Fixing a muddy mess

With the garden covered by varied degrees of snow and ice in recent weeks, the thinly grassed lawn connecting to the rear garden has become a muddy mess. The narrow passageway from the driveway to the garden has long been a problem, with a poor stand of neglected turf and too much foot traffic. At the first sign of trouble I should have veered the long way around, but of course, I didn’t.

With the lawn beyond repair, and never an area that inspired me, I’ve recently considered changes that would combine paving, small granite boulders, and gravel to cope with the mud. But, since this muddy slope has become too treacherous to walk on without extreme care, I have now quickly laid granite flagging, nestled into the mud, parallel to the stone wall. A turn was necessary to veer around the wide spreading Fernleaf Japanese maple, and then the path ends in a small section of lawn that is somewhat flatter and wider (also poor, but not destroyed). This was a design as I go project, and while it was hastily prepared and executed, I expect that only minor modifications will be necessary a month from now. For now, I can make it into the rear garden without slip sliding, unless of course, it is ice covered which it has been since the morning after the flagging was laid.

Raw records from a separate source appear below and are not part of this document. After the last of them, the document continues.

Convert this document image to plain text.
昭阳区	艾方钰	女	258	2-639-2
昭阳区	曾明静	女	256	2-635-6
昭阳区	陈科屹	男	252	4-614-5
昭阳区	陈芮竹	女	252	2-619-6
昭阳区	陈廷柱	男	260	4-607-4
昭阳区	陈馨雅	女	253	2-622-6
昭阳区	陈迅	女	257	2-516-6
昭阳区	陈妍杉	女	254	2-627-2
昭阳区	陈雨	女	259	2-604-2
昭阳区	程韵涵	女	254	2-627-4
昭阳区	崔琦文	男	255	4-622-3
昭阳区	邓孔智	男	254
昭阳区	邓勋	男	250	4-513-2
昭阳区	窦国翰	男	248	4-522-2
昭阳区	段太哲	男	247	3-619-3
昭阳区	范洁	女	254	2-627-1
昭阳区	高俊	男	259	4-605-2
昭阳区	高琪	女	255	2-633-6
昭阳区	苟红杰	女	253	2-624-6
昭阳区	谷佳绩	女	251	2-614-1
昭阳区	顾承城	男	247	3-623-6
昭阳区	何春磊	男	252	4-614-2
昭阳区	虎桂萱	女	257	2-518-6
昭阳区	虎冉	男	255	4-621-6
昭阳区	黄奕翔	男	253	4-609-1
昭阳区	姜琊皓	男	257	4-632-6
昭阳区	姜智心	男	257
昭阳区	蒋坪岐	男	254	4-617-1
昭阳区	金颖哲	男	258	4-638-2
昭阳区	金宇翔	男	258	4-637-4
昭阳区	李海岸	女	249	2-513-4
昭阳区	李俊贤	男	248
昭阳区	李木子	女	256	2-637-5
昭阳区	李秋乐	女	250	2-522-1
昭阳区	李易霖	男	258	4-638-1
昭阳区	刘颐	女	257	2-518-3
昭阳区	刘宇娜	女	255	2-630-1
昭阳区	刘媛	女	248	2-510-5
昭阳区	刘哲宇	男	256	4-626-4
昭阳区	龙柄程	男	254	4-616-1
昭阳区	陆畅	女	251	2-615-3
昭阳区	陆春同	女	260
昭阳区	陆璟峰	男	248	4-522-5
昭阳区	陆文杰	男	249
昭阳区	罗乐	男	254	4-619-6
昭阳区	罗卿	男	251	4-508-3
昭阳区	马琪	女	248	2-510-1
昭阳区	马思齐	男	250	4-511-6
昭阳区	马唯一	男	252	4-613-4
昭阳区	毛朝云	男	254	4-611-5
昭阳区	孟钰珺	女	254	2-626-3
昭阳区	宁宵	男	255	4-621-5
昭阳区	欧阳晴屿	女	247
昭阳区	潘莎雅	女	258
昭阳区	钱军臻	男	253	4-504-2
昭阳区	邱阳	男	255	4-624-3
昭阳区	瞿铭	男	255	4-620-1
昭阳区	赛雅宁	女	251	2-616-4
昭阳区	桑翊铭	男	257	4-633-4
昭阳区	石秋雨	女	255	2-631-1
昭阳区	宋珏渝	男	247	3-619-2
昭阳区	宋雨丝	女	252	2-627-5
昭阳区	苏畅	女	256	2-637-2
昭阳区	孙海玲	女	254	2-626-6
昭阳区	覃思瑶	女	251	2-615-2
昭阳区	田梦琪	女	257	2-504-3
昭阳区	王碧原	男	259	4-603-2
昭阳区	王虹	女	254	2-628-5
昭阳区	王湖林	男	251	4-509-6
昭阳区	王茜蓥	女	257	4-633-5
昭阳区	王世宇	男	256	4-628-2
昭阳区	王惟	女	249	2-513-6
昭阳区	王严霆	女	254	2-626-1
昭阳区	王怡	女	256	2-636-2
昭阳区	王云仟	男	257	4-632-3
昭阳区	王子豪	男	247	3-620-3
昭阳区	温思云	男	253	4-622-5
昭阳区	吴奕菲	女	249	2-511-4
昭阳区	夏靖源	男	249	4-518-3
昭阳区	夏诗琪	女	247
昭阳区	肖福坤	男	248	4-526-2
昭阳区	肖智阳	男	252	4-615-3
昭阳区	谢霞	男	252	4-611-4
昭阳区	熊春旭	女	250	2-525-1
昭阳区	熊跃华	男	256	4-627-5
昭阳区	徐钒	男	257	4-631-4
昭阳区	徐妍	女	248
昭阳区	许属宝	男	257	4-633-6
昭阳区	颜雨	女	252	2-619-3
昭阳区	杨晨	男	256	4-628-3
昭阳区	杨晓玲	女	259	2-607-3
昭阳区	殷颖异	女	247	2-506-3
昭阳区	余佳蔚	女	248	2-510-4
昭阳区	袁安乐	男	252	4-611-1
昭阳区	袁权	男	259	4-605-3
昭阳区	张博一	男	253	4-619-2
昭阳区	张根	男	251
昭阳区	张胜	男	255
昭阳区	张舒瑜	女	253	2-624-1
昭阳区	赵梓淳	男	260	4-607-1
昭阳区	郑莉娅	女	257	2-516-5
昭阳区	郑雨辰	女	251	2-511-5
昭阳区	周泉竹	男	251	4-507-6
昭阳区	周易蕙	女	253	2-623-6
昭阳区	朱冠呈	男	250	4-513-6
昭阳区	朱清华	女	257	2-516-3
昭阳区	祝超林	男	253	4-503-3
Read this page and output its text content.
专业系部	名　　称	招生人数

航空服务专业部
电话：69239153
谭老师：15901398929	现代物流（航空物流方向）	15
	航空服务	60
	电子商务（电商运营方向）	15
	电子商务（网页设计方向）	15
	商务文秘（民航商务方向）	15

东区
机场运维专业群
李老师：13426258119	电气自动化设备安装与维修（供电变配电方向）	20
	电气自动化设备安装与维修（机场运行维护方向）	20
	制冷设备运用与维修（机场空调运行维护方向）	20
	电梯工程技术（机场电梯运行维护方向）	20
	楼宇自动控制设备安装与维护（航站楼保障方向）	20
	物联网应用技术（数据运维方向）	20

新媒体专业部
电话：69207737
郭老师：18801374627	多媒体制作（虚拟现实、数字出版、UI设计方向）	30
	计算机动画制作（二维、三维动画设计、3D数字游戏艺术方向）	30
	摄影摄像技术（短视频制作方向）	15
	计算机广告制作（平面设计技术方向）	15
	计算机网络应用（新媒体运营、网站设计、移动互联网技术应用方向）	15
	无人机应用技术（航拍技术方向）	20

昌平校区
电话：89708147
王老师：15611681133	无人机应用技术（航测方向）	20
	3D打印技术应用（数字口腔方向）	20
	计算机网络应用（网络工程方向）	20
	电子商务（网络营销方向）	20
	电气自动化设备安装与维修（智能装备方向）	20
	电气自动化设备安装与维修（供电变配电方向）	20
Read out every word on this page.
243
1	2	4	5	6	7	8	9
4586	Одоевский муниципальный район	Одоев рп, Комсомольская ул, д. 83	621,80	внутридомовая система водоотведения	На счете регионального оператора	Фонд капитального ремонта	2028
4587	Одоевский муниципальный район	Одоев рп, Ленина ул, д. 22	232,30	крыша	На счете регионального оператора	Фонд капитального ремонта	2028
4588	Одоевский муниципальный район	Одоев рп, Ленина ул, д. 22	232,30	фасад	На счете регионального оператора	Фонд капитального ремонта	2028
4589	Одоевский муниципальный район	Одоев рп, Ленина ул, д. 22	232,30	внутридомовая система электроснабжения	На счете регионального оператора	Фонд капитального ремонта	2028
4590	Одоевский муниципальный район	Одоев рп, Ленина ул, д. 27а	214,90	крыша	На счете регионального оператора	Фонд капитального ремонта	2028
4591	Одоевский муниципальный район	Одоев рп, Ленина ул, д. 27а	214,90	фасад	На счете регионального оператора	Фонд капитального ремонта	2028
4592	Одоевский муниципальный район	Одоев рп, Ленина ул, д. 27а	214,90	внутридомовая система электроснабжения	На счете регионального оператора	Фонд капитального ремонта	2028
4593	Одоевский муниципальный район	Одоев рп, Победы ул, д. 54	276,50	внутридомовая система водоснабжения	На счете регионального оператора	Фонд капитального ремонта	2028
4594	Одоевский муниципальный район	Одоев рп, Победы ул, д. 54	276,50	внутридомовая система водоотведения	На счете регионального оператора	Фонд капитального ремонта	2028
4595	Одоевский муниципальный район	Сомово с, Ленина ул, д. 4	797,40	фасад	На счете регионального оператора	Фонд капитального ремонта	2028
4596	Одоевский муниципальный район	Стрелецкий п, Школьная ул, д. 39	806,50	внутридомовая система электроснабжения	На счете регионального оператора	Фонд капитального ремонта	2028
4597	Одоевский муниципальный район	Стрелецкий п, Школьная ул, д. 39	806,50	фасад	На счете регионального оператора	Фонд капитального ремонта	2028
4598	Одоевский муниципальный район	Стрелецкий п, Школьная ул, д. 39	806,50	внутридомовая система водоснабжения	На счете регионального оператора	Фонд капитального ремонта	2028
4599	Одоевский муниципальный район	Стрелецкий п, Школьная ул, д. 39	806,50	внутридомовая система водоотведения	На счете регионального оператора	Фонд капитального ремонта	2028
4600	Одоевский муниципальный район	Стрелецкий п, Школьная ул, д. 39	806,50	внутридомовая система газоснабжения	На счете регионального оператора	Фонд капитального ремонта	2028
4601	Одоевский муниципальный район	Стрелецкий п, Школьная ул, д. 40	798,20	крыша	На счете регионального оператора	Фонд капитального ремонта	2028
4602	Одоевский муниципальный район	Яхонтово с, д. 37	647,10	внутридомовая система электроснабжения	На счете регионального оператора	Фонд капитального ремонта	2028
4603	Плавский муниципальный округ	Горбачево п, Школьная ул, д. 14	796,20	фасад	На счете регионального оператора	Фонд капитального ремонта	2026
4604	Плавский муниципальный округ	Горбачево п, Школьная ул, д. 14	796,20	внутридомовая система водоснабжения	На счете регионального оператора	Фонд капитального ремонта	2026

Without a doubt, I am overly anxious for spring’s arrival. This task should have been delayed until a milder afternoon, but with slippery mud and snow scheduled to arrive later that night (that became ice, not snow), I loaded the flagging with plans to stack it neatly at the edge of the driveway. But as often happens, I became possessed by uncontrollable forces that compelled me to labor into the fading light, laying the granite flagging.

The gravel and boulders, and new planting will wait for a better day. I have an idea how this will go. The only must is for the granite path to be wide enough for a mower to get to the small sections of lawn in the rear garden. The width will be covered by the flagging and gravel, and possibly even a small section of turf since I dislike wide areas of gravel. Of course, there will be plants in the narrow planting area, but I’ll work that out on a sunny and mild afternoon soon to come.

5 Comments Add yours

  1. Lucy says:

    I’m interested in seeing how you finish this. I love works-in-progress type things. So much more useful than the glamor shot of the finished project.

    1. Dave says:

      I hope that the after photo comes in a few weeks. Since this will be access to a wide mower, the path will not be as narrow and overgrown as I’d like.

  2. Mike Bingham says:

    Hi Dave,
    I enjoy your posts.
    I’m trying out raised bed gardening for my vegetables and herbs.
    Any advice you can share or a post on the topic will be greatly appreciated.
    Zone 7a
    Michael Bingham
    Sent from my iPad

    1. Dave says:

      I gave up growing vegetables years ago, and now the garden’s too shady. I get a few handfuls, birds get the rest, from three blueberries growing in the sunny, but damp rear garden, so I don’t have much to offer.

  3. I have a similar muddy mess area leading from one part of my garden to another, and I’m thinking of taking a similar approach with irregular bluestone flagging, planted in between with a ground cover that can tolerate shade and damp.